I'm implementing a data structure which, under the hood, is a complete balanced tree of fixed degree d, and I want to store the tree in a contiguous form to free the space of node pointers. So I thought of putting the nodes into the breadth-first order used in heaps, but then I'm worried about cache performance of a typical search from the root down to a leaf, since at each level l, I jump over a lot of elements.

Is there a way to obtain compact contiguous representation of a d-ary complete tree, based on depth-first order instead?

This way, the nodes touched during a search of a leaf seem to me more likely to be found closer to each other. The problem then is how to retrieve the index of the parent and children of a node, but also I'm wondering which operations on the tree are in general efficient in this setting.

I'm implementing this thing in C++, in case it matters at all.

# Best How To :

For simplicity, I'm going to limit my discussion to binary trees, but what I say holds true for n-ary trees, too.

The reason heaps (and trees in general) are stored in arrays breadth-first is because it's much easier to add and remove items that way: to grow and shrink the tree. If you're storing depth-first, then either the tree has to be allocated at its maximum expected size, or you have to do a lot of moving items around when you add levels.

But if you know that you're going to have a complete, balanced, n-ary tree, then the choice of BFS or DFS representation is largely a matter of style. There isn't any particular benefit to one over the other in terms of memory performance. In one representation (DFS) you take the cache misses up front, and in the other case (BFS) you take the cache misses at the end.

Consider a binary tree with 20 levels (i.e. 2^20 - 1 items) that contains the numbers from 0 to (2^20 - 1). Each node occupies four bytes (the size of an integer).

With BFS, you incur a cache miss when you get the first block of the tree. But then you have the first four levels of the tree in cache. So your next three queries are *guaranteed* to be in cache. After that, you're guaranteed to have a cache miss when the node index is greater than 15, because the left child is at `x*2 + 1`

which will be at least 16 positions (64 bytes) away from the parent.

With DFS, you incur a cache miss when you read the first block of the tree. As long as the number you're searching for is in the left subtree of the current node, you're guaranteed not to get a cache miss for the first 15 levels (i.e. you continually go left).
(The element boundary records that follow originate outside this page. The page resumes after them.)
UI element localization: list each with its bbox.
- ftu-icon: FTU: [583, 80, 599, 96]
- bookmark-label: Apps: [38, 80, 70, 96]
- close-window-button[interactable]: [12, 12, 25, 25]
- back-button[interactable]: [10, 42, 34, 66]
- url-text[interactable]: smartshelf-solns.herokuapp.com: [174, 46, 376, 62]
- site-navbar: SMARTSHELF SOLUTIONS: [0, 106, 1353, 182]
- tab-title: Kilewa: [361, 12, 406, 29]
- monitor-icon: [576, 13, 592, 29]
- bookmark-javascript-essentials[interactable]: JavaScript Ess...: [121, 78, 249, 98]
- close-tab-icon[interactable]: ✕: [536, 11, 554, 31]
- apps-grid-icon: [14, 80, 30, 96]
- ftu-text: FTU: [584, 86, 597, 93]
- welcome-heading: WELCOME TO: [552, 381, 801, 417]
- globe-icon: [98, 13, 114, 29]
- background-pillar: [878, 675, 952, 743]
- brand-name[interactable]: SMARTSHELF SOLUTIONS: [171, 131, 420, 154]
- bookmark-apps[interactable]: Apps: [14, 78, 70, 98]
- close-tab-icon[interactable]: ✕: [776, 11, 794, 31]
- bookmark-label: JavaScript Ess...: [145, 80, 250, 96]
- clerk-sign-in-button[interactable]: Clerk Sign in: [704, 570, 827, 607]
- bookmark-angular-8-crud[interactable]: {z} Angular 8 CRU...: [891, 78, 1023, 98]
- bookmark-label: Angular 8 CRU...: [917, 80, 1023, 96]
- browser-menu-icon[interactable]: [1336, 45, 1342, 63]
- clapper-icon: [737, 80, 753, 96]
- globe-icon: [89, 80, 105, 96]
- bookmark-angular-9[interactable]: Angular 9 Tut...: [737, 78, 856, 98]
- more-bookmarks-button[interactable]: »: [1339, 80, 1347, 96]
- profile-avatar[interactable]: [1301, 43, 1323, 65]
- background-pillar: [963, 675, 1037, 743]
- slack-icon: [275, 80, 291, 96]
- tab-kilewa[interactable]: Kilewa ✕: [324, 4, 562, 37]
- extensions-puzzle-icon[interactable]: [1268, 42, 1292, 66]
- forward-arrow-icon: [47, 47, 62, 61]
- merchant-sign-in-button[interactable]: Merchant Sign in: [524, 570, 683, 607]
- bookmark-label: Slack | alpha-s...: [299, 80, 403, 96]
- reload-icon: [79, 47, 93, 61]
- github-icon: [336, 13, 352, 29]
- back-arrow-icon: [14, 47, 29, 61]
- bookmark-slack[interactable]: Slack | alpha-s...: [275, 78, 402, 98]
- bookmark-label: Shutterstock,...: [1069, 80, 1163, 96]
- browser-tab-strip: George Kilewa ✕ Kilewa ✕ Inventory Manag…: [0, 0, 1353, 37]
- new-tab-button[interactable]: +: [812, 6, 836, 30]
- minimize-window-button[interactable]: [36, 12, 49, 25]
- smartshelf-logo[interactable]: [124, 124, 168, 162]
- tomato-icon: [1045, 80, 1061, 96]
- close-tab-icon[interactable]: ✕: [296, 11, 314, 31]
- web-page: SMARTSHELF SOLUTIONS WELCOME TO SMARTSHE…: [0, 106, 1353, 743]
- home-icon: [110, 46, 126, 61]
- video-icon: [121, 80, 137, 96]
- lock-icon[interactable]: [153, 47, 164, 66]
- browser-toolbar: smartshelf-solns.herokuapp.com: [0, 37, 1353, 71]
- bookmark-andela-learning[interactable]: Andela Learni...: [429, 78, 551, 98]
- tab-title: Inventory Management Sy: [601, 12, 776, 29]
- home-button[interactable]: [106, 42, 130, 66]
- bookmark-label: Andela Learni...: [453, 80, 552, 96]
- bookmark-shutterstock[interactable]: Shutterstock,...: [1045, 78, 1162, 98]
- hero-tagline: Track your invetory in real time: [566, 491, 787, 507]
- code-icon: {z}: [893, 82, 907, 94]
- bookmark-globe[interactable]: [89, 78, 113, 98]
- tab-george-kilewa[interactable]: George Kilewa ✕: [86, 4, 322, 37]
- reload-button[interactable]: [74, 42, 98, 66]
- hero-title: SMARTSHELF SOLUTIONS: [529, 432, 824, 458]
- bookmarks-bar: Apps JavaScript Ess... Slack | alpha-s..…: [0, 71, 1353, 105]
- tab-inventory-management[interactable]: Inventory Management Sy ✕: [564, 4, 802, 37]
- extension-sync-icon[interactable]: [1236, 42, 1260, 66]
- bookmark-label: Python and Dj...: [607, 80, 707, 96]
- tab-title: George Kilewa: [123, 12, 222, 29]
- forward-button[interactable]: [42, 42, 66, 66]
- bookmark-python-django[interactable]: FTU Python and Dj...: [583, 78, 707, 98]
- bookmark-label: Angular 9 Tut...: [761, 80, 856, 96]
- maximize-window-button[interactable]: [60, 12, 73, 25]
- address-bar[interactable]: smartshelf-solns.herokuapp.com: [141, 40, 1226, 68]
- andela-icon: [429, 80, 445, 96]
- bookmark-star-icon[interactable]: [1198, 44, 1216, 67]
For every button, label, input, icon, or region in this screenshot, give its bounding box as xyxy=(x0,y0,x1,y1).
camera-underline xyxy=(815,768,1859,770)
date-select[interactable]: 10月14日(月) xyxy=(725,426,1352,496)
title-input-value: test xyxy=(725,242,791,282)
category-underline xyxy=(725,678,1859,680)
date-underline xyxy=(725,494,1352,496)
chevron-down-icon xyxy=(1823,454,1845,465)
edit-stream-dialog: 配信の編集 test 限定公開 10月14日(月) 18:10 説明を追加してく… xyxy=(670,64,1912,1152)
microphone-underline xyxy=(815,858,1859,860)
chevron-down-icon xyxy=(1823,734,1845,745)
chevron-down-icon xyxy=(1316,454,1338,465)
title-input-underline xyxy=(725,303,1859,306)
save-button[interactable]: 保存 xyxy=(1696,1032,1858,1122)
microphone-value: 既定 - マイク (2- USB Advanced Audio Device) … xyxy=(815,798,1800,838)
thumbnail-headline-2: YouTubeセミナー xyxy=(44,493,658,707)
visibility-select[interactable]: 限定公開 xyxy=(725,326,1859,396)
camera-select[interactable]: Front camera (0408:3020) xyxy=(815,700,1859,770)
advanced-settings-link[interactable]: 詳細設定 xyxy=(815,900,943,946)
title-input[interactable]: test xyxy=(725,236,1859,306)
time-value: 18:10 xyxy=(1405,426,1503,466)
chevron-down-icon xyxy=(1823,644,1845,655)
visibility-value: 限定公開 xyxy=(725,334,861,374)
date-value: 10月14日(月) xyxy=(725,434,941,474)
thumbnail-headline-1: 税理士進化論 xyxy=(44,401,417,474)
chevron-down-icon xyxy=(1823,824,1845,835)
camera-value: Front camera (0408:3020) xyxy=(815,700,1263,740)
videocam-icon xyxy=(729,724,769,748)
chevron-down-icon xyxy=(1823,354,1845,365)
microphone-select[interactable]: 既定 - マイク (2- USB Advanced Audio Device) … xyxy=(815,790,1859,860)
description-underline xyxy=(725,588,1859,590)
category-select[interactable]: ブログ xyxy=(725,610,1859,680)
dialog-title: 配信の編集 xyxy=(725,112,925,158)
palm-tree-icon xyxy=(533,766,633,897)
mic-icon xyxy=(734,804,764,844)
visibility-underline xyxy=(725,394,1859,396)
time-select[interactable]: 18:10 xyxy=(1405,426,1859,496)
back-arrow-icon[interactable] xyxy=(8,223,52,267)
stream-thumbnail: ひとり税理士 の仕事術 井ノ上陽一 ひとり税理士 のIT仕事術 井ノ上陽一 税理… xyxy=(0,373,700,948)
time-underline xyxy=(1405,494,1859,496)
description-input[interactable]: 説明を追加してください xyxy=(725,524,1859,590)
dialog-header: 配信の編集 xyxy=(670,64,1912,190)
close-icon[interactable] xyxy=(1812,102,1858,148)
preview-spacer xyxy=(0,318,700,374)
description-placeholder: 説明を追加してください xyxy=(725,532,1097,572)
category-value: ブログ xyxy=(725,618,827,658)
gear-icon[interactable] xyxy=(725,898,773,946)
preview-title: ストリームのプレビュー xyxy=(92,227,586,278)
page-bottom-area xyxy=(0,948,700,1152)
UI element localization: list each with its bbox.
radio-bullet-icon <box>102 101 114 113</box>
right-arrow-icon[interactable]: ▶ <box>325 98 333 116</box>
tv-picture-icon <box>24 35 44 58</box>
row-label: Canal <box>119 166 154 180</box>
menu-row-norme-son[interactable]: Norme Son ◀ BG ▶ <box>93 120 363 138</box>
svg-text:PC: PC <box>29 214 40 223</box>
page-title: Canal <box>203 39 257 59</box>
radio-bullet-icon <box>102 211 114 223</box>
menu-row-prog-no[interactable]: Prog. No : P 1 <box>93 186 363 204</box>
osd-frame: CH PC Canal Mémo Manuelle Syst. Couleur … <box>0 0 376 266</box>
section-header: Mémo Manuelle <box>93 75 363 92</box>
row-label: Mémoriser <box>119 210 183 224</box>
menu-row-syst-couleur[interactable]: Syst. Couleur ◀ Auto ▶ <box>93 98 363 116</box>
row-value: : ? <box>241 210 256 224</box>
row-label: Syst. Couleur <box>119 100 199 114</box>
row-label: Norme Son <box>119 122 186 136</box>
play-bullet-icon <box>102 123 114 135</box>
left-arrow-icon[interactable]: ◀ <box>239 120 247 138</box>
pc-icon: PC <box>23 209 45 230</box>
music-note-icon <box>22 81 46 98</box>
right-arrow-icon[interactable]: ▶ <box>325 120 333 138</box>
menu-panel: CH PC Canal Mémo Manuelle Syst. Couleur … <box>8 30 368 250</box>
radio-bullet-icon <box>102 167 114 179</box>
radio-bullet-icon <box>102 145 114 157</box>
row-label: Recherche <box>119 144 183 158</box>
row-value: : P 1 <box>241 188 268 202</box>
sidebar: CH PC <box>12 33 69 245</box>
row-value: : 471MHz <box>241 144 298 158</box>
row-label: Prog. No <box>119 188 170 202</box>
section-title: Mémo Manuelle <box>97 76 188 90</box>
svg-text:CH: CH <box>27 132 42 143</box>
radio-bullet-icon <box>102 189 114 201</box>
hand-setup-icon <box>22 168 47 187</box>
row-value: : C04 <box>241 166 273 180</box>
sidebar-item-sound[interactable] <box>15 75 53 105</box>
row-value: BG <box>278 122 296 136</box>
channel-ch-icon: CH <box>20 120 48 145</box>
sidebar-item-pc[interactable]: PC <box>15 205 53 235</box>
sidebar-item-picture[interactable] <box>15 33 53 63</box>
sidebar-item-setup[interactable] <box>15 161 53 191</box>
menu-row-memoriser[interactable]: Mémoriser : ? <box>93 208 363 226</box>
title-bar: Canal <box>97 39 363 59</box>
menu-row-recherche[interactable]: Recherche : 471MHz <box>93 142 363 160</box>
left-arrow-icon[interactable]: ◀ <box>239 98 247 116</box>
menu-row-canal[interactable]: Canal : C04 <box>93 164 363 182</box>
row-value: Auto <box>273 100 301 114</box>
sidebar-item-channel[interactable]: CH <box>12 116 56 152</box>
But any branch that goes right will incur a cache miss until you get down to three levels above the leaves. At that point, the entire subtree will fit into the cache and your remaining queries incur no cache misses.

With BFS, the number of cache misses is directly proportional to the number of levels you have to search. With DFS, the number of cache misses is proportional to the path taken through the tree and the number of levels you have to search. But *on average*, the number of cache misses you incur when searching for an item will be the same for DFS as for BFS.

And the math for computing the node positions is easier for BFS than it is for DFS, especially when you want to find the parent of a particular node.